Spent the first hour of a delayed day oeuf watching BBC Four's History of Christianity on iPlayer. Some really interesting stuff, and a really good change to have something about Christian origins with a degree of academic integrity (as opposed to the usual Good Friday documentary exposing Jesus' first followers as charlatans etc).
Certainly some fascinating questions arise out of this.

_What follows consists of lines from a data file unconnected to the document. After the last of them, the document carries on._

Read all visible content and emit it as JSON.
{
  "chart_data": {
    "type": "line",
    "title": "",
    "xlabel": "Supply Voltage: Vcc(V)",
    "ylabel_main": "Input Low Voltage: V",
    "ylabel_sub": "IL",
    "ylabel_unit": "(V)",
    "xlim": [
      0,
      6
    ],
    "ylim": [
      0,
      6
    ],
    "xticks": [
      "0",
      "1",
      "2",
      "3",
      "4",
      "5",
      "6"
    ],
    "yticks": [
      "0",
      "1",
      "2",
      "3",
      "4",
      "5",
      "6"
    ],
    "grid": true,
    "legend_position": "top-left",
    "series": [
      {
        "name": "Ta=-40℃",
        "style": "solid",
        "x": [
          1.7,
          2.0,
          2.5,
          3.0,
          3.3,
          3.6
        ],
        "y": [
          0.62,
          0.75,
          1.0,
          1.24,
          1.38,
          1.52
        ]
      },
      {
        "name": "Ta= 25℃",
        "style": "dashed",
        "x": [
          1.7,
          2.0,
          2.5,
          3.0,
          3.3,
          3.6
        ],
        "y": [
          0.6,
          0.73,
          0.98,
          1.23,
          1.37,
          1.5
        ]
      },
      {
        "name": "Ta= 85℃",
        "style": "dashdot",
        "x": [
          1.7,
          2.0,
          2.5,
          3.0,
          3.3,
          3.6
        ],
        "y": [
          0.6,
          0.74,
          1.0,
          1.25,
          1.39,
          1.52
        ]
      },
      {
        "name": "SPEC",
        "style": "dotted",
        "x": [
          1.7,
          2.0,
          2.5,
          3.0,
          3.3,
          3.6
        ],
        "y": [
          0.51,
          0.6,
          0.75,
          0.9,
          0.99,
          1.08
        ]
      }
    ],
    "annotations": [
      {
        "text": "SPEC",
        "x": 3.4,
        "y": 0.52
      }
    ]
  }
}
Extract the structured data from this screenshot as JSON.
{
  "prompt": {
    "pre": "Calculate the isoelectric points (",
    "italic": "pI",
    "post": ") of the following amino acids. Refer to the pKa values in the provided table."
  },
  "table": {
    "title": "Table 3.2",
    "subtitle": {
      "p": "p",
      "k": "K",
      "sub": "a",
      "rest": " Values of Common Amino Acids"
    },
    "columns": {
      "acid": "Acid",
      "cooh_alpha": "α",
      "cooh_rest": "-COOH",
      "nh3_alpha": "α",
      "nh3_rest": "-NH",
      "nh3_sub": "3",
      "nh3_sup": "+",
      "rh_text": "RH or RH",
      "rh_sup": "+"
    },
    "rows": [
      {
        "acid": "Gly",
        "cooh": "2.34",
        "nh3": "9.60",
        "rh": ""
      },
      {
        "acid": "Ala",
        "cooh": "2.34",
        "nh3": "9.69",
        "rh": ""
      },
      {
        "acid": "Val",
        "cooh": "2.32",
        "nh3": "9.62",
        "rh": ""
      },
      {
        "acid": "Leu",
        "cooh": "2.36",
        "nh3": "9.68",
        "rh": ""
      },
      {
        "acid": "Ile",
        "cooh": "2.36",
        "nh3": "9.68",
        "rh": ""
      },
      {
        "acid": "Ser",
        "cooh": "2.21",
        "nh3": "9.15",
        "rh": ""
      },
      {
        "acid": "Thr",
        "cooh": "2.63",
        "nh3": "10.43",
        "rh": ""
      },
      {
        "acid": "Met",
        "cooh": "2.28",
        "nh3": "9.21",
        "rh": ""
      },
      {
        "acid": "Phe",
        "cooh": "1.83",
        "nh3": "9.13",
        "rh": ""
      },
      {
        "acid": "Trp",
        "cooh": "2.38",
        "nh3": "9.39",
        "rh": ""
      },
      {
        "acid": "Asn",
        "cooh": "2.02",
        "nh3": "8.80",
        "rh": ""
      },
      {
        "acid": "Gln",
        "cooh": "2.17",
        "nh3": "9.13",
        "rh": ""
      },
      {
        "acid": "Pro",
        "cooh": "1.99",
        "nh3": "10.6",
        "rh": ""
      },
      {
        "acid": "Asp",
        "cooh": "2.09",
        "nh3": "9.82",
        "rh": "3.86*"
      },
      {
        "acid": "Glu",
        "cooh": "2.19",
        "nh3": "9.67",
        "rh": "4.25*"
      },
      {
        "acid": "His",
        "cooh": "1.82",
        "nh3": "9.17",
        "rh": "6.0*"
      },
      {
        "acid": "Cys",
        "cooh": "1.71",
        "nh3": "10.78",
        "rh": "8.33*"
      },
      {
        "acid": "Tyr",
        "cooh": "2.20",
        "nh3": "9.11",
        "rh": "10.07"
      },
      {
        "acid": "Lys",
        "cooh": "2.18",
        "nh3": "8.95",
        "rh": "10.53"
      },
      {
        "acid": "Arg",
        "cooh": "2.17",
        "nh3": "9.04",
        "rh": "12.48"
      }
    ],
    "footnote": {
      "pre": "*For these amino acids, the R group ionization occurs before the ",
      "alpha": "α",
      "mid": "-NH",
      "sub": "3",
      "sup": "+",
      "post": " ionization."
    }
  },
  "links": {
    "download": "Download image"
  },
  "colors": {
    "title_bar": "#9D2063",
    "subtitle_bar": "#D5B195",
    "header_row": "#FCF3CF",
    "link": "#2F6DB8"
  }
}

The emphasis on the Eastern element in the early Church is certainly a good balance to the usual Euro-centric histories, and the interface between Christianity and Islam is intriguingly more subtle and complex than our contemporary reading (based on ignorance and Islamophobia - the armies of anarchy are at the gates!).
Interesting also that most if not all styles of Christianity make some claim to being authentic; whether that be the language of the Syrians, the authority of Rome or the anti-institutionalism of the Free Churches. If we are to live truly Incarnate lives then I wonder what is authenticity - surely it has to be maintaining a much deeper DNA of Jesus (the dangerous memory of Christ as +David recently quoted somebody as having written). Thus values such as mission, compassion and living the Gospel (again the famous quote from Newbiggin about the best exposition of the Gospel is a group of people living it out) seem far more important than continuity of succession or style or liturgy (and indeed continuity of having none of these).
Certainly I found MacCulloch's distinction between Eastern and Western traditions as being as much about the embrace in the West of wealth and power as the theology of Nestorius quite fascinating, and the lead on from that with the start of the Monastic tradition; a tradition that the West soon seems to have adopted until, here in the UK, the monasteries were asset stripped by Henry VIII so that today we don't have to speak French or Spanish (or whoever he was fighting at the time), although here in the West the monasteries may have celebrated asceticism within the cloister, but they seem to have held considerable power in the local areas too (as well, I am sure, of doing a great deal of good in terms of education and health care in their time).


the monasticism angle in England is really interesting. especially if you contrast the 'celtic' model of monasteries with the later enclosed models.
you could argue that England was 'converted' by the monastics of Aidan.. spreading out from Lindisfarne, setting up temporary houses, moving on, a few monks setting up another temporary home before heading back to the mother house for a season...
my knowledge of this is not deep, but it has a very different feel to the big, powerful, land owning trading houses that later monasteries became.